Yikes...! Well, I used about 4.5 oz of honey, so hopefully that doesn't cause a problem. I left the case back home, and headed back to school, taking 4 bottles with me.

Two questions:
I used Grolsch bottles ... any ideas whether they'd be more / less / the same in terms of their ability to hold CO2 without turning into braggot grenades?

Also, I'm used to my beers being ready in about 2 weeks, but getting a bit smoother with age. I was thinking I'd make these available to family / friends around Thanksgiving, when I'll be back home. Is there anything I can do (e.g., try one in a week, or two, or three) to test the 4 bottles I have, in order to gauge if there might be any problems?

(In other words, short of drinking them all quickly, so they don't burst, what can I do to stave off potential problems?)

Thanks!

Merry
 
Yikes...! Well, I used about 4.5 oz of honey, so hopefully that doesn't cause a problem.
4.5 oz by weight, or fluid oz? If that is fluid oz (a bit more than 1/2 cup), I'd watch them carefully and as soon as they carb up adequately, I'd keep them chilled. You'll be a little above 3 volumes but that really shouldn't be a problem.

I used Grolsch bottles ... any ideas whether they'd be more / less / the same in terms of their ability to hold CO2 without turning into braggot grenades?

You can explode them (even if they are filled with Grolsch - done that.) Just mix South Florida heat, with a small beer fridge that fails. What a frickin' mess. :(
 
4.5 oz by weight, or fluid oz? If that is fluid oz (a bit more than 1/2 cup), I'd watch them carefully and as soon as they carb up adequately, I'd keep them chilled. You'll be a little above 3 volumes but that really shouldn't be a problem.

Yeah, by volume. Had a small scale nearby, but forgot to use it. (Chalk it up to bottling day pre-festivity samplings of other wines nearby...)

So, maybe I'll make another trip home, and then bring them back with me. My fridge will have to transform from dorm-food-fridge to 100%-beer-fridge, but worse things have happened... ;)

At what temp should they be safe? In other words, if they spend time in an unheated garage, at what temp might I expect that they will stop fermenting due to cool temps...?
 
hrm, I couldn't sleep and considering brewing this next, so I punched it into ProMash (cause I just got the program as well)

it says IBU of 16 something...
 
3 volumes of CO2 should be well within the capability of any beer bottle to withstand, including those Grolsch bottles, at normal room temperature (say 72F/22C or below).
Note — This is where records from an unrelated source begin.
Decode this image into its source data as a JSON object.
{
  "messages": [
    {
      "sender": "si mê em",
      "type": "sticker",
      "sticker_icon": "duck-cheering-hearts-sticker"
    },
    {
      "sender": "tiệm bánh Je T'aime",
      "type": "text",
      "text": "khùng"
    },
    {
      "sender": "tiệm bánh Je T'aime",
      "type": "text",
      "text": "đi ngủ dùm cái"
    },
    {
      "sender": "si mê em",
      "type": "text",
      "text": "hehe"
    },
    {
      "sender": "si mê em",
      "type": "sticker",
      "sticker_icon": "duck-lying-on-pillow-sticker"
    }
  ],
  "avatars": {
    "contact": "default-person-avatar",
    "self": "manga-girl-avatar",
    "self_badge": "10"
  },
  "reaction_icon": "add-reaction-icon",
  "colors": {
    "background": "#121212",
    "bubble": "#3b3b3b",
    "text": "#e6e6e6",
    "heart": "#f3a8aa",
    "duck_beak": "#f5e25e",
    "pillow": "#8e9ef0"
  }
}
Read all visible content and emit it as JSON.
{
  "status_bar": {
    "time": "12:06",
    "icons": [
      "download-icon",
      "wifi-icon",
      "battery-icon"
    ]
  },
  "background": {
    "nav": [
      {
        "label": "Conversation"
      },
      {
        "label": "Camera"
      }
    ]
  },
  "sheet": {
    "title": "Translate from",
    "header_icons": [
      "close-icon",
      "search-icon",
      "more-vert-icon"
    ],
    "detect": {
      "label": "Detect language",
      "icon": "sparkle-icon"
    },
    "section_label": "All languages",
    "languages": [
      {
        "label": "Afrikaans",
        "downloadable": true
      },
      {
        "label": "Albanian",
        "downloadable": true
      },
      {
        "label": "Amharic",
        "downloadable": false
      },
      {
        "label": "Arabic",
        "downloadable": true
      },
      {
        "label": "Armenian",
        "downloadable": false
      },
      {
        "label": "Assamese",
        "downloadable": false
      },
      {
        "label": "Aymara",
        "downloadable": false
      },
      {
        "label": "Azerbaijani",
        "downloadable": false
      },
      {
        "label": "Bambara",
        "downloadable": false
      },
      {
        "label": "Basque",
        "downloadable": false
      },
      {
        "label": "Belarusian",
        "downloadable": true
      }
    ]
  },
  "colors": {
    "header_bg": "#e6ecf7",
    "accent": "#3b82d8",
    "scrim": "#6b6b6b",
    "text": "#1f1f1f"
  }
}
There is no reliable way to predict at what temperature a yeast may become dormant. Some yeast strains can work at incredibly cool temperatures. You should assume that all the priming sugar that you added will eventually be consumed by the yeast, generating CO2 in the process.
 
hrm, I couldn't sleep and considering brewing this next, so I punched it into ProMash (cause I just got the program as well)

it says IBU of 16 something...

My calculations were using the recipe calculator at hopville.com. Out of curiosity, I looked at my calculations for the same recipe on iBrewMaster. The latter gave me about 12 for IBU. I'm thinking that the 12-16 range probably makes more sense based on the AA of the Fuggles that I used.
 

My calculations were using the recipe calculator at hopville.com. Out of curiosity, I looked at my calculations for the same recipe on iBrewMaster. The latter gave me about 12 for IBU. I'm thinking that the 12-16 range probably makes more sense based on the AA of the Fuggles that I used.

Yea you could of gotten 5 but it would of had to have been a 15min boil, not 45min
 
Since they are Grolsch bottles with flip tops, you could periodically vent them - quickly - to relieve excess pressure.

OK, so... if I were to get back to the batch a week after bottling, and just opening and immediately re-closing each one, might do the trick?